02-05-2013 08:55 - La CNDH moins politisée que le ministère de la justice ?
Le président de la république a été maintes fois sollicité par le bâtonnier de l’Ordre National des Avocats (ONA) Me Ahmed Salem Ould Bouhoubeiny pour bénéficier d’une audience de l’homme fort de Nouakchott, destinée à l’alerter sur le présumé état déliquescent de l’appareil judiciaire selon lui, en vue de prendre les mesures nécessaires pour assurer l’indépendance de ce pouvoir par rapport à l’exécutif et à donner à ce dernier les moyens permettant de le rendre performant pour booster l’encrage de l’Etat de droit. Des demandes demeurées sans succès qui ont fini par instaurer des réserves du régime vis-à -vis du bâtonnier.
Les rapports tendus sont allés crescendo, notamment à partir de septembre 2011, quand le bâtonnier a indexé dans un communiqué le ministre de la Justice, Abidine Ould El Khaïr de « transgresser la loi », en refusant de transiter par le Conseil supérieur de la Magistrature, pour demander la tenue d’une réunion du conseil, seul organe habilité à statuer sur la nécessité ou non de demander une réunion destinées à prendre des mesures disciplinaires contre certains juges.
Les choses sont allées de pis en mal, avec le refus objecté en février passé par le ministre de la justice d’occuper un fauteuil aux côtés du bâtonnier à l’occasion de la tenue d’un atelier sur la médiation pour la paix et la cohésion sociale, organisé par la Délégation de l’Union Européenne.
Le ministre avait sans doute une peur bleue d’irriter le boss s’il s’aventure à se montrer courtois au juriste le plus hostile à l’actuel pouvoir, fortement présent dans les grands dossiers où le régime est en litige, à l’instar de l’affaire du groupe BSA. Un avocat qui est même allé dénoncer les dérives judiciaires du système sur les tribunes internationales.

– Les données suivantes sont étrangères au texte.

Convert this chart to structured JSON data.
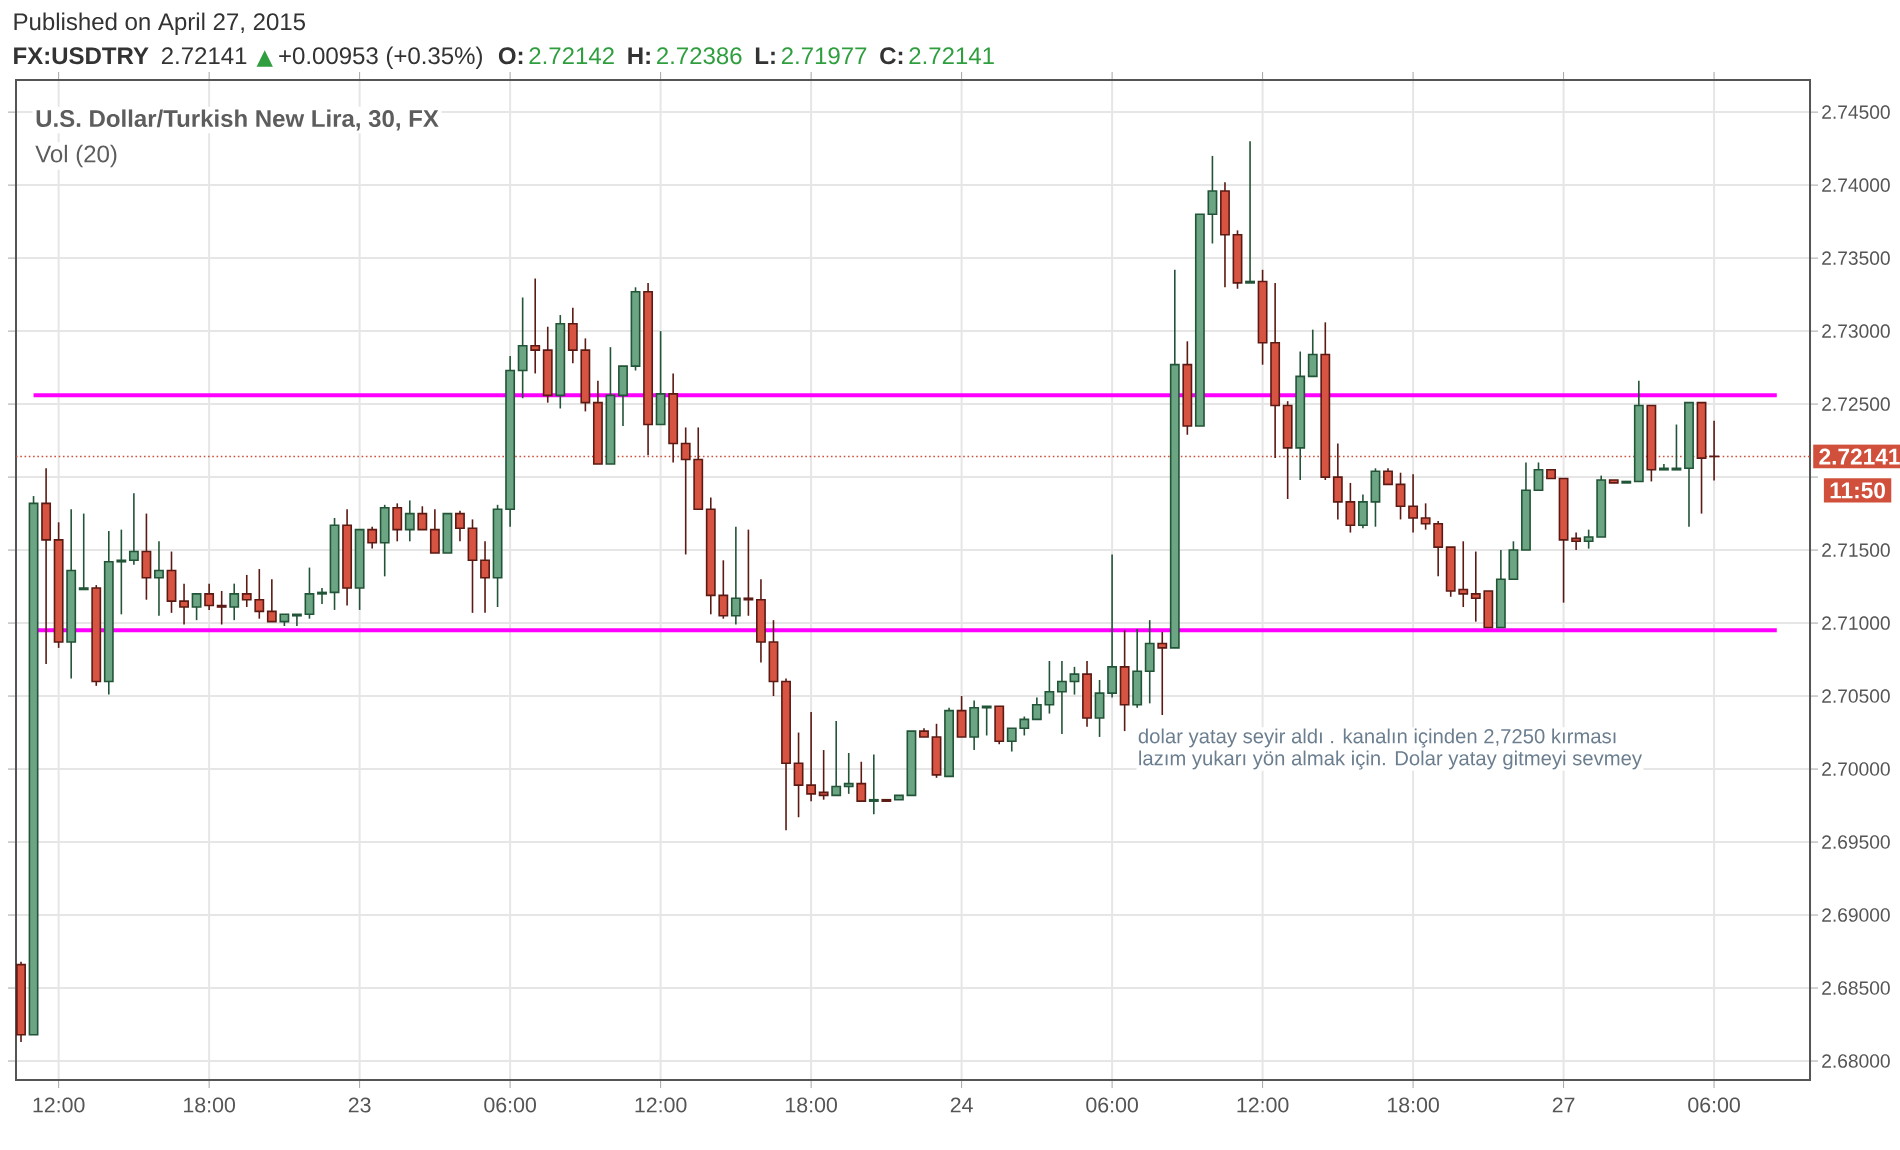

Ce qui a conféré par la suite, de l’avis des observateurs, à cette tension un cachet politique, que la nouvelle locatrice de la CDNH Irabiha Mint Abdel Weddoud semble vouloir briser en se montrant l’air serein aux côtés de Me Bouhoubeiny, à l’occasion de la cérémonie de clôture de l’atelier du projet « Mise en place d’un service d’aide juridictionnelle », organisé mardi dernier à Nouakchott par l’ONA sur financement de la coopération espagnole (Aecid).
Professionnellement correcte, l’image incarnée par le bâtonnier et la présidente de la CNDH dans cette cérémonie, si elle n’est pas le signe précurseur d’un début d’apaisement futur entre le pouvoir et l’ONA, serait politiquement irrégulière, capable d’être perçue par les cercles politiciens proches du régime de premier faux pas relativement tolérable pour la potentielle dame de fer des droits de l’homme et de la société civile, à moins que présentée comme étant l’une des cheville-ouvrières de l’actuel système, Mint Abdel Weddoud y met de son savoir et de son tact pour plier le bâtonnier et l’offrir en cadeau au président.
Une mission certes difficile, mais cette visite attendue du Président au Maroc, s’inscrivant officieusement dans le cadre d’un probable rapprochement entre le chef de l’Etat et l’argentier Mohamed Ould Bouamatou sous les bons auspices du Roi Chérifien, ne serait-elle pas l’une des pièces manquantes pour expliquer le mystère de cette lassitude d’une impasse plutôt nuisible pour un pouvoir aux milles et un ennemis, qui ambitionne de remporter les futures élections.
Un objectif politique qui ne peut se réaliser avec la diversité des cercles d’opposition dans les milieux politiques, sociaux et économiques, prêts à tous sacrifices pour le renouveau.